Hi Todd,
Thanks for that response. As you might have guessed, I have a few follow up questions :D
There's a sample HTTP upload example (Java based) in the Netty source code, which I've tested and it seems to be working fine. I'm still trying to understand the different pieces of it, but I have a decent understanding of how it works.
The pipeline looks like this:
HttpRequestDecoder
HttpResponseEncoder
HttpContentCompressor
HttpUploadServerHandler - the class which handles the actual file receive
I modified the example to save onto disk locally, the file which is sent by the Client (Which is also provided as a Java program)
My questions are:
1. How would I go "outside" RestExpress for a specific route ("/upload" for example), but still keep RestExpress for all the other routes? I have the pipeline ready for upload from the sample program, and I am OK with the default RestExpress pipeline for all the other APIs. Is this possible?
2. Can RestExpress support listening to multiple ports on the same server instance? Like, file uploads on port XXXX and the rest of the APIs on port YYYY? This kinda ties to the previous question I suppose..

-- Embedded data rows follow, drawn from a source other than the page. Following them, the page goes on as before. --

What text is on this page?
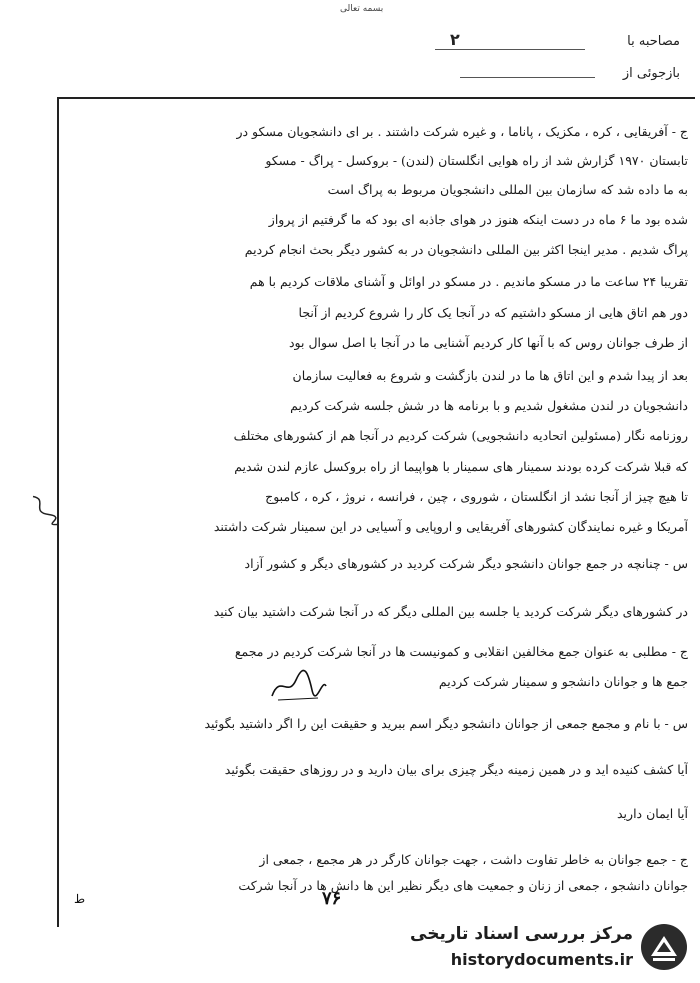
بسمه تعالی
۲	مصاحبه با
بازجوئی از
ج - آفریقایی ، کره ، مکزیک ، پاناما ، و غیره شرکت داشتند . بر ای دانشجویان مسکو در
تابستان ۱۹۷۰ گزارش شد از راه هوایی انگلستان (لندن) - بروکسل - پراگ - مسکو
به ما داده شد که سازمان بین المللی دانشجویان مربوط به پراگ است
شده بود ما ۶ ماه در دست اینکه هنوز در هوای جاذبه ای بود که ما گرفتیم از پرواز
پراگ شدیم . مدیر اینجا اکثر بین المللی دانشجویان در به کشور دیگر بحث انجام کردیم
تقریبا ۲۴ ساعت ما در مسکو ماندیم . در مسکو در اوائل و آشنای ملاقات کردیم با هم
دور هم اتاق هایی از مسکو داشتیم که در آنجا یک کار را شروع کردیم از آنجا
از طرف جوانان روس که با آنها کار کردیم آشنایی ما در آنجا با اصل سوال بود
بعد از پیدا شدم و این اتاق ها ما در لندن بازگشت و شروع به فعالیت سازمان
دانشجویان در لندن مشغول شدیم و با برنامه ها در شش جلسه شرکت کردیم
روزنامه نگار (مسئولین اتحادیه دانشجویی) شرکت کردیم در آنجا هم از کشورهای مختلف
که قبلا شرکت کرده بودند سمینار های سمینار با هواپیما از راه بروکسل عازم لندن شدیم
تا هیچ چیز از آنجا نشد از انگلستان ، شوروی ، چین ، فرانسه ، نروژ ، کره ، کامبوج
آمریکا و غیره نمایندگان کشورهای آفریقایی و اروپایی و آسیایی در این سمینار شرکت داشتند
س - چنانچه در جمع جوانان دانشجو دیگر شرکت کردید در کشورهای دیگر و کشور آزاد
در کشورهای دیگر شرکت کردید یا جلسه بین المللی دیگر که در آنجا شرکت داشتید بیان کنید
ج - مطلبی به عنوان جمع مخالفین انقلابی و کمونیست ها در آنجا شرکت کردیم در مجمع
جمع ها و جوانان دانشجو و سمینار شرکت کردیم
س - با نام و مجمع جمعی از جوانان دانشجو دیگر اسم ببرید و حقیقت این را اگر داشتید بگوئید
آیا کشف کنیده اید و در همین زمینه دیگر چیزی برای بیان دارید و در روزهای حقیقت بگوئید
آیا ایمان دارید
ج - جمع جوانان به خاطر تفاوت داشت ، جهت جوانان کارگر در هر مجمع ، جمعی از
جوانان دانشجو ، جمعی از زنان و جمعیت های دیگر نظیر این ها دانش ها در آنجا شرکت
۷۶
ط
مرکز بررسی اسناد تاریخی
historydocuments.ir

"And it also performs deserialization on incoming JSON payloads only after the entire dataset has been received"3. When you said the above, did you mean the code in DefaultRequestHandler::processRequest in the RE code base? Could you elaborate a bit more?
Thinking on the same lines, if a client were to throw a "multipart/form-data" request to an RE server as of now, would I be able to configure a controller to read those parts individually without consuming too much memory?
4. In one of the Github issues (
issue 22), you mention this:
Multi-part uploads work fine and the results "get" to the controller in the request. Other clients have performed multi-part parsing in the controller method itself and things seem to work fine. Perhaps we can get them to submit their controller logic back to the project...
Would you happen to have access to some of this code so that I can draw some hints from the same?
And what did you mean by the results "get" to the controller? You mean the "read" method in the controller? How would a POST request from the client, go to the "get" on the controller?